Young Stuff

Drawing – “Drawing” is a word for artists and thinkers and for people who at least have taken a “something-something 101.” I didn’t do that.

Instead I drew in every class except gym – on every review packet I received. Everything except statewide tests ’cause I feared statewide authority. I drew on paper placemats in restaurants and rarely cared for “Why’s our food taking so long” conversations. I drew during most weekend mornings and afternoons and faced downward a lot. It was always black pen or black sharpie. I liked the way paper pulled ink from me – this wasn’t a place for pencils. And if I messed up, I’d turn the page and start over ‘til I got it right.

I drew away most of my childhood and teen years. It taught me to hear people better, and I grew to hate predictable conversation. This is for that guy who said “Mad chill” all the time. Or for the whiny mom who overuses “Phenomenal.” Or those squeaky people who always said, “something-something-omigod.” Or the “Holy-shit-I-really-DO-hate-everything.”

I just listened and stayed dedicated to the paper. There was just so much time – so much idle time. A dull throb in my neck, and the lines I drew were a dull throb as well, but at least I was doing it to MYSELF. It was kind of like being ok with having a dislocated shoulder or popped-out hip. Drawing on these pages was wrong and weird and onlookers would peer over my shoulder and it’d make me cringe. The sensible ones raised their eyebrows and said, “Wow. You must be bored.” I always hated “Bored.” I stopped using it after I was 6 – it’s a waste. This wasn’t “being bored” – it was learning how to go with the flow. Also? I couldn’t sit still. Or relax after a meal. Or concentrate on a movie from start to finish. Or JUST SIT without eventually picking up a pen. And the conversations around me at the time weren’t particularly interesting or inviting enough. My willpower and degree of concentration in staying uninvolved amazed me and I was great at silencing 9/10 of who I was.

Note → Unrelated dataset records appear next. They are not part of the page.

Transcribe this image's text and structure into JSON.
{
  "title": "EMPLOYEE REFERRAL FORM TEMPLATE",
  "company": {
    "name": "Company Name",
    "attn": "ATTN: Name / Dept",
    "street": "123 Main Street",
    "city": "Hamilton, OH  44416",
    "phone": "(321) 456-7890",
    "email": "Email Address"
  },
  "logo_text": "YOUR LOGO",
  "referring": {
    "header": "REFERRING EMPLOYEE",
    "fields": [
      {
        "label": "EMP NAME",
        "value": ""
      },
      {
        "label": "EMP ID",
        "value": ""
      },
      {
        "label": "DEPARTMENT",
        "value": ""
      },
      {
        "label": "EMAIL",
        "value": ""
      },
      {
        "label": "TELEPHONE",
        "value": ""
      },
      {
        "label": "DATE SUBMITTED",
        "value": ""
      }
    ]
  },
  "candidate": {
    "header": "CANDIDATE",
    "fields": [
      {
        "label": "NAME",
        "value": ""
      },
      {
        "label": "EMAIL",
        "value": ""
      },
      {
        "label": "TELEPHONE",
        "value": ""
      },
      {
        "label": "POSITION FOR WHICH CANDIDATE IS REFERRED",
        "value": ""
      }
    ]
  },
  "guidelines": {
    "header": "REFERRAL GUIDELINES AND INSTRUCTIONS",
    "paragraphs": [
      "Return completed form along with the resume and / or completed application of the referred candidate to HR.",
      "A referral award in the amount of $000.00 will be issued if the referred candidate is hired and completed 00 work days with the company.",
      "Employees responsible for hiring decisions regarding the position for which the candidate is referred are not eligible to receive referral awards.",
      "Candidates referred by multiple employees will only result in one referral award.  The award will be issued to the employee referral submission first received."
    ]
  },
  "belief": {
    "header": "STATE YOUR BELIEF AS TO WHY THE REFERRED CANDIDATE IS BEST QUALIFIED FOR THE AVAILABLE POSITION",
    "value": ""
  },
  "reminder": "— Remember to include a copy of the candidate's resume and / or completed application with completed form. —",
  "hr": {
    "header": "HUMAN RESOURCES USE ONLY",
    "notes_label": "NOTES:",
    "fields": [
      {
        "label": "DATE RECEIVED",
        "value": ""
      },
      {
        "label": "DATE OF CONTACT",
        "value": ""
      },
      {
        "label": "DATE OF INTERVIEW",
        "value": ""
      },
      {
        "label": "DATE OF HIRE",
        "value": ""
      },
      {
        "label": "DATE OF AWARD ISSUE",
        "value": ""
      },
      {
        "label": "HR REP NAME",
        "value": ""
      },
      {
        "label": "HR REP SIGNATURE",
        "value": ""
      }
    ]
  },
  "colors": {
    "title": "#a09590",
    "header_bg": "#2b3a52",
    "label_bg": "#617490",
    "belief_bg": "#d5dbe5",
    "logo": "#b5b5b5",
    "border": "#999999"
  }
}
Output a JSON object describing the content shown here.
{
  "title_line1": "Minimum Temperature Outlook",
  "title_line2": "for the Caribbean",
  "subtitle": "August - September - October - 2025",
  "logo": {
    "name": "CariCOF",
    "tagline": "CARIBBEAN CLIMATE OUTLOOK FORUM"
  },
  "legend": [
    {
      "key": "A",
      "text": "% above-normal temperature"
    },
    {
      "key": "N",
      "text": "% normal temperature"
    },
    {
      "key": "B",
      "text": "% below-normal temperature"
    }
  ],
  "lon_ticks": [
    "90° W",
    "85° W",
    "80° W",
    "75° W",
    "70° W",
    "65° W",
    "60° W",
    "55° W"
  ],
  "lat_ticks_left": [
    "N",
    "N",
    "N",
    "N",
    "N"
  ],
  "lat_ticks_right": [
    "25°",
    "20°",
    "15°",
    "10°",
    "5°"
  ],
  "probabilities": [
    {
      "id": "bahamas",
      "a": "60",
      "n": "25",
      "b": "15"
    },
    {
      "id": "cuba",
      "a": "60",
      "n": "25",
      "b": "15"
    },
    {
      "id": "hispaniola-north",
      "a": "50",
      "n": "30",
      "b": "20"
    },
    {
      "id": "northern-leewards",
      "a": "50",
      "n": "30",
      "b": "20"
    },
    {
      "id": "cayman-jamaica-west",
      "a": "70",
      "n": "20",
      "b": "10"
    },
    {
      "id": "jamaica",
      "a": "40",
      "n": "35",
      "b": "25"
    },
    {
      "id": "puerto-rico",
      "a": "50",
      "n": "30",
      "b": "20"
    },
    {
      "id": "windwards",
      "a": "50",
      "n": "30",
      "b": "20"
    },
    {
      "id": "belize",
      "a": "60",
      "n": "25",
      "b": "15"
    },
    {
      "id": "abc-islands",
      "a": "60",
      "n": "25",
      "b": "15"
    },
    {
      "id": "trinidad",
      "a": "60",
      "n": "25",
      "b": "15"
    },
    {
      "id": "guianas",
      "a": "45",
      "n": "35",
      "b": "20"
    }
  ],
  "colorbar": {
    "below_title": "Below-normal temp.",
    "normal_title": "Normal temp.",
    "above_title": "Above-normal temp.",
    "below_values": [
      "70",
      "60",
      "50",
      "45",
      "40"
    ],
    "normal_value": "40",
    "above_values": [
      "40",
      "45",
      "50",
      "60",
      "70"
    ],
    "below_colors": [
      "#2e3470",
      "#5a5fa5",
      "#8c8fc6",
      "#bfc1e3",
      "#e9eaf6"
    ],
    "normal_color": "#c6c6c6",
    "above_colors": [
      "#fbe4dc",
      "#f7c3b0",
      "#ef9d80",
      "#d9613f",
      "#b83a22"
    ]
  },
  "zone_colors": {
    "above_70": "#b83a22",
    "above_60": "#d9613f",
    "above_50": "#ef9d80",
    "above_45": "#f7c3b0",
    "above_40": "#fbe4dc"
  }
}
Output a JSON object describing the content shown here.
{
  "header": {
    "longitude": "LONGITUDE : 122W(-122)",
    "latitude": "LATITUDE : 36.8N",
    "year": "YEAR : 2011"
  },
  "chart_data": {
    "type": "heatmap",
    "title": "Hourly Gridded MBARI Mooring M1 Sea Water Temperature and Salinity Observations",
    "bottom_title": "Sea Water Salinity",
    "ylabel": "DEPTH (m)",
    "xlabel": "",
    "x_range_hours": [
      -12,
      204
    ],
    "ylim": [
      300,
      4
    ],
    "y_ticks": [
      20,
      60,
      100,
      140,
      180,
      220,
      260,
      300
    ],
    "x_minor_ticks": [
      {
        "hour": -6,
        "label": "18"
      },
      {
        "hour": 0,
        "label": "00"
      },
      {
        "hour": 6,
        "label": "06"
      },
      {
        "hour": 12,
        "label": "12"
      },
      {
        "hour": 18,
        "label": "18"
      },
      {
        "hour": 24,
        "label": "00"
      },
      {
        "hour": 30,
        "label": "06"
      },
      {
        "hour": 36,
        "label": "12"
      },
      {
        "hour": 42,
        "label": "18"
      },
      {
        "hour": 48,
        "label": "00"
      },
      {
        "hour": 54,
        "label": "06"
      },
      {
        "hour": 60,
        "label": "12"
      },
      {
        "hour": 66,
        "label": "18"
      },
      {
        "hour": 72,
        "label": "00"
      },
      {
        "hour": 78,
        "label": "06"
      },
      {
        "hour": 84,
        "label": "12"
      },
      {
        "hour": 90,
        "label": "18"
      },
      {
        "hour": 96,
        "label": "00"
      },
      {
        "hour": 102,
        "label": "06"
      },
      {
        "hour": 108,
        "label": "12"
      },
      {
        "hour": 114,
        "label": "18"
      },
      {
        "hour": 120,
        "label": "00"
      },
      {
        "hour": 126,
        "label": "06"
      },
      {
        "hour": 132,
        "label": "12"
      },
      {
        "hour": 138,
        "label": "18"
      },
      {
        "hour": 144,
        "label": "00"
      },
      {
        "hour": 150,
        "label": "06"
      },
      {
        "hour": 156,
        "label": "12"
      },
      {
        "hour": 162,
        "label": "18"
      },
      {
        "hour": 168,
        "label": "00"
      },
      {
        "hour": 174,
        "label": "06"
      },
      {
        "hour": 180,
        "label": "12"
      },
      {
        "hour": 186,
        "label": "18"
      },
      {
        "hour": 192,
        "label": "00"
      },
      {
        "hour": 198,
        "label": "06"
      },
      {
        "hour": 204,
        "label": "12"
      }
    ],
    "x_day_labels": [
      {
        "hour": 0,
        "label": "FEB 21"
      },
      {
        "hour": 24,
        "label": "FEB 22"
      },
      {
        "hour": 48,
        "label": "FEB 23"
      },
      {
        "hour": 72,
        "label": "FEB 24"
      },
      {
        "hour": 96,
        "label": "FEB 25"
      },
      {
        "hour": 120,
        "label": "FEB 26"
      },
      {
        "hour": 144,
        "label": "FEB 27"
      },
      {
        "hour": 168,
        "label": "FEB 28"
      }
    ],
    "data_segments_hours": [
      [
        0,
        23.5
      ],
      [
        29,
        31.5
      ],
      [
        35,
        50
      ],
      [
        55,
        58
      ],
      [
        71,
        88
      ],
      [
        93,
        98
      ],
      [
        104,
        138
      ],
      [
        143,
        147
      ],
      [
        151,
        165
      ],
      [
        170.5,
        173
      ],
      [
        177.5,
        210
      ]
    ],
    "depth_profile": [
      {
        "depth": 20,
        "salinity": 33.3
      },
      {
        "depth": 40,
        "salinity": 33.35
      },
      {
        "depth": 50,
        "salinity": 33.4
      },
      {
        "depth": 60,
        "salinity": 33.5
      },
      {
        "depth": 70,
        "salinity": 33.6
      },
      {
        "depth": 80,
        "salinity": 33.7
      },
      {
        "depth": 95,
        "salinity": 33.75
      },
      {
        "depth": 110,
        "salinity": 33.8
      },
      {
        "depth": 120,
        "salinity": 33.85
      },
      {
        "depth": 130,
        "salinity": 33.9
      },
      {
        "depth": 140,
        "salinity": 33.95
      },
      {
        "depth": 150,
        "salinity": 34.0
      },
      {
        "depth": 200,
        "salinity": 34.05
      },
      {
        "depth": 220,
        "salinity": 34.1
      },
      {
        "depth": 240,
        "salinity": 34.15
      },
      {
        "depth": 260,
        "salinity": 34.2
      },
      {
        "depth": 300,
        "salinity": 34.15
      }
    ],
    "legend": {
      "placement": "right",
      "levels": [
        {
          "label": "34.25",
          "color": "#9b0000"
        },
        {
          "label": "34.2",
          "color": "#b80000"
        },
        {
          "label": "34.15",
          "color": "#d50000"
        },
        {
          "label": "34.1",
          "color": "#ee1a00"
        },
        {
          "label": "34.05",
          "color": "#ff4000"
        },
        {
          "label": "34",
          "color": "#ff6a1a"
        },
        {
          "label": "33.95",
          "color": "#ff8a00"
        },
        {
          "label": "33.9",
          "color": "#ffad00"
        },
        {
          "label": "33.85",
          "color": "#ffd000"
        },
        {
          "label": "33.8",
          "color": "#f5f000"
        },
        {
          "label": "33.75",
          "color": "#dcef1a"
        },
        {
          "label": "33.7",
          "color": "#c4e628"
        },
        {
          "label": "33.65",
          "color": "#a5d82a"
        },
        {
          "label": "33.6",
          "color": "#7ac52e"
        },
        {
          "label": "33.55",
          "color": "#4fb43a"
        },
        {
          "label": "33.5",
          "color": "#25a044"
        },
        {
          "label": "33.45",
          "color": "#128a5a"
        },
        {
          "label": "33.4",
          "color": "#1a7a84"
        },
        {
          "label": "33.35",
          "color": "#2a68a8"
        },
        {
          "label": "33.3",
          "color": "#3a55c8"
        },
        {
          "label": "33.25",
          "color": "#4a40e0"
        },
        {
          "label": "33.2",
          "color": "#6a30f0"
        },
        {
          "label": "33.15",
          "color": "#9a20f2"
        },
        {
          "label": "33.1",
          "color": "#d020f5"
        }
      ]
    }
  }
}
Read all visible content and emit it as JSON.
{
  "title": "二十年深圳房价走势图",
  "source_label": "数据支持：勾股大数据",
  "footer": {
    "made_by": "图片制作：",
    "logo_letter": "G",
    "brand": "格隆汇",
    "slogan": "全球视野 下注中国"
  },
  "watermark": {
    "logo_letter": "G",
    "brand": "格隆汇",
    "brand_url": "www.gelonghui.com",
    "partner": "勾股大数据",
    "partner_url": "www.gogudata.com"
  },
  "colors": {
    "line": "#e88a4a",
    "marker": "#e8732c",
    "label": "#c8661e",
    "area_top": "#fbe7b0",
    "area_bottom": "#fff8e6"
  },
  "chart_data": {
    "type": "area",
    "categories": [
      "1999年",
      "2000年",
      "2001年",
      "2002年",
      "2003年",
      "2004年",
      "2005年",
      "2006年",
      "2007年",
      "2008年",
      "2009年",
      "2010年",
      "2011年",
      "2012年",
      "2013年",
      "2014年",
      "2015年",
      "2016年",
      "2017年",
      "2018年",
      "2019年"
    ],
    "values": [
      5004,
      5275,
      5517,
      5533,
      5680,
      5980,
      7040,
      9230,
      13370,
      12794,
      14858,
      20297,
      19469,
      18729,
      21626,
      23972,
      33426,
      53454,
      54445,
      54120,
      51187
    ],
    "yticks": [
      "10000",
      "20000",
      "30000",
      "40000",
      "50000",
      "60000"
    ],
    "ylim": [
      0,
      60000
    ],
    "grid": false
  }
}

It made me great at thhhhhhhhhinking. I thought and imagined end results of my every move. And the things I DID do were always way too big and each of them later came back to fuck me over. And it made the idea of feeling things (good or bad) way too much for me to handle. A series of “I’ll just wait here ’til the bullshit goes away.” I sickly enjoyed how I’d waste away while everyone else giggled about beer and predictable movie lines. My brain grew with then useless knowledge of what separates a funny conversation from a cliché one. Made me conscious of how language/lingo changed year by year and how I should definitely stay on top of that shit, if I didn’t want to sound dated. I became conscious of the general rhythm of dialogue while also not really loving things or people anymore.

When I got nervous, I drew. It always tided me over from going through a full anxiety attack. I could tell if a person didn’t use his/her diaphragm when he spoke and judged him for it. I knew the difference between a nervous laugh and a real laugh. I could tell if a person was horribly uncomfortable with him/herself and I’d hate him for it cause it meant that people don’t change or heal. So I kept on drawing. It’s kept me very 2 dimensional and when I DID make a 3D appearance, I’d blush easily ‘cause these muscles were so rarely used and my guts would feel sunburned for long intervals of time. I hated when they said, “Enjoy life” because it’s vague and it made life sound like a crappy buffet restaurant (also people who enjoy things get fucked.) I never used the expression ’cause I learned that people don’t like hearing what they SHOULD be doing. And I didn’t want to enjoy life – I wanted it to beat me senseless ’til I got good.

Much later on, I got a new sketchbook with better pens and decided to make a rule that THIS one was only for people-and-face drawings. It worked, it’s working. I still hear everything you say, though, and know pretty much how you operate just by the noise you make.